Hal gave Barry’s right peck a kiss, grazed the nipple with his teeth and started to stroke his dick slightly. Barry started to stir a little bit, but didn’t quite wake up. A nibble on his earlobe got Barry’s eyes twitching and Hal smiling...but after another fifteen minutes, Barry still hadn’t woken up, and Hal’s hand was starting to cramp.

“Really, Barry?”

There was no response aside from a slight snore that Hal found disgustingly cute.

Hal picked his pillow up, slammed it on Barry’s face and started to put his clothes on and walk out the door. He laughed a little bit when the Flash barely even flinched, only stopping his snoring long enough to ask, “What happened?’

“Nothing, and that’s the problem.”

“Oh, did I go coma again?”

“Understatement, but it’s not gonna stop me from coming in later today...if that’s okay?”
Barry finally moved the pillow from over his face and gave Hal an embarrassed smile before he nodded his head and rolled over, his butt showing slightly from under the covers.
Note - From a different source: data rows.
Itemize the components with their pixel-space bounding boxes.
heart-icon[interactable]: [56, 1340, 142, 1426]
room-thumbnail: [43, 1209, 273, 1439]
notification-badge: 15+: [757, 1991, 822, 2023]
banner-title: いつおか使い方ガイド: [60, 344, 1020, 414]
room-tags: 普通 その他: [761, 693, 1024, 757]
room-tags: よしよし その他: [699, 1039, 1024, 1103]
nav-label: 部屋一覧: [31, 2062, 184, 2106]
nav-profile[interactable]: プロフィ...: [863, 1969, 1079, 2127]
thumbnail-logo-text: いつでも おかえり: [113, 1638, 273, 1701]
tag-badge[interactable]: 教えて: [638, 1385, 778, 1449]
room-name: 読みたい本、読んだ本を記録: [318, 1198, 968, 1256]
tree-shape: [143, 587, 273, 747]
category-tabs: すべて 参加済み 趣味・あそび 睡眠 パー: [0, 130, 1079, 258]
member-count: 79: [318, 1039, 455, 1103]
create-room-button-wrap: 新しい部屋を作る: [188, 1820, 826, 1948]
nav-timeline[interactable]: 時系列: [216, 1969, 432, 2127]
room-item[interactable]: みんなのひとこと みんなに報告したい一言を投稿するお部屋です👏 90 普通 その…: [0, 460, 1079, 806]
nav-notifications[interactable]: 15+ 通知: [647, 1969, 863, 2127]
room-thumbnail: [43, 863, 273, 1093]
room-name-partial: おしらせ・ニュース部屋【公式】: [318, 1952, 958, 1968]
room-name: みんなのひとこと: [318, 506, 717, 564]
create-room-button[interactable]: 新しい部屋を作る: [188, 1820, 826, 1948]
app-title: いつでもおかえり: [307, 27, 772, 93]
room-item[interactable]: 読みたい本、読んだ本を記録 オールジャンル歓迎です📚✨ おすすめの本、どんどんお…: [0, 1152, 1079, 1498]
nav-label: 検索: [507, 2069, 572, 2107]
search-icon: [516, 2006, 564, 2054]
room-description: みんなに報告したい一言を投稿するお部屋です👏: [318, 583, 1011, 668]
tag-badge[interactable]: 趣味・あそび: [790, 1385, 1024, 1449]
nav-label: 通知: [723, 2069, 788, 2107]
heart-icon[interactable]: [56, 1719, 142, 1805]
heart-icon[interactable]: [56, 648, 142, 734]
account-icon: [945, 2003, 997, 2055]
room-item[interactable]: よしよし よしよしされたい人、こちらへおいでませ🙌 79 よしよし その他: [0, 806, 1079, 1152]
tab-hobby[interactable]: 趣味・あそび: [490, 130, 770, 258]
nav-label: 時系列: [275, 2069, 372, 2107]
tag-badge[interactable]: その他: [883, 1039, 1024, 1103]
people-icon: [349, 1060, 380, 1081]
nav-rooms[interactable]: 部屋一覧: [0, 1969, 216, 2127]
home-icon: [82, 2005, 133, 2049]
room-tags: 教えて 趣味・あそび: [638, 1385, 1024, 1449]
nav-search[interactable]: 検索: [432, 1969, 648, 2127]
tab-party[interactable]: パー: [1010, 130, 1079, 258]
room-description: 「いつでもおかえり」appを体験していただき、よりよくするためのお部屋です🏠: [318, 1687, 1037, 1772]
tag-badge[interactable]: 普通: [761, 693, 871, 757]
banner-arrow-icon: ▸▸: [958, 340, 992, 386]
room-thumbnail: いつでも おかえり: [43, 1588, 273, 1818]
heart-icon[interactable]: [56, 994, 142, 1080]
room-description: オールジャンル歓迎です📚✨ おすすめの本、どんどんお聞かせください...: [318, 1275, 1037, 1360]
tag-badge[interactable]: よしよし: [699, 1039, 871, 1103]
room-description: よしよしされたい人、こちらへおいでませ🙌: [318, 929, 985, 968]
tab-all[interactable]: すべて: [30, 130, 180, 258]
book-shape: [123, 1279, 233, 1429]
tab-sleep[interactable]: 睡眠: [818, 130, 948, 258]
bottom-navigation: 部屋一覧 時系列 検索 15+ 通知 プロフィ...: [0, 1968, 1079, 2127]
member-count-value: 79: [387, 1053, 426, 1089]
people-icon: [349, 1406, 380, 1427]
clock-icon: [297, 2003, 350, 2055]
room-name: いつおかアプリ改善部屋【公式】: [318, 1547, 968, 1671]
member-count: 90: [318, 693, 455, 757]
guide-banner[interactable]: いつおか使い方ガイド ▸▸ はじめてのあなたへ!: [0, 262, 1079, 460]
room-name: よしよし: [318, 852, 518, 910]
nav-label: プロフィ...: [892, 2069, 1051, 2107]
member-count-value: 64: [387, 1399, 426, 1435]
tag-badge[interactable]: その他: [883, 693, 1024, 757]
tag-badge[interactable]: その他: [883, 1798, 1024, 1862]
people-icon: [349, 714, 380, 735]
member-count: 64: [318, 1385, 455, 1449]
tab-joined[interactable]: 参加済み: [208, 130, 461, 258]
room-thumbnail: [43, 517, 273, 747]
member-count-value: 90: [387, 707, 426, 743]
Hal decided that he was going to stay for at least a few minutes longer. Besides, his anger was only feigned. Well, kind of.

“This is why I’m always late,” Barry said with a grin.

“I’m learning so much in such a short amount of time.”

“I work fast.”

~~

The Watchtower was quiet when they woke up again. Barry ran through each room in a matter of seconds, and when he returned, he let Hal know that it was safe to cross the hall in just his underwear. They both knew it was strange for the entire league to be gone with no word, and a part of them wondered if the Fiddler had come back and started another musical based set of traps.

“Unlikely, as I did run through the entire complex,” Barry said.

Hal gave him a little punch on the arm, and they both decided to head to the meeting hall to see if they could contact the League to see what was going on. The entire week had been utterly strange: Onomatopoeia taking over Gotham, the Fiddler finding his way into the Watchtower, and now the entire league gone for no specified mission? Even the computer didn’t show the two of them where the rest of the League was.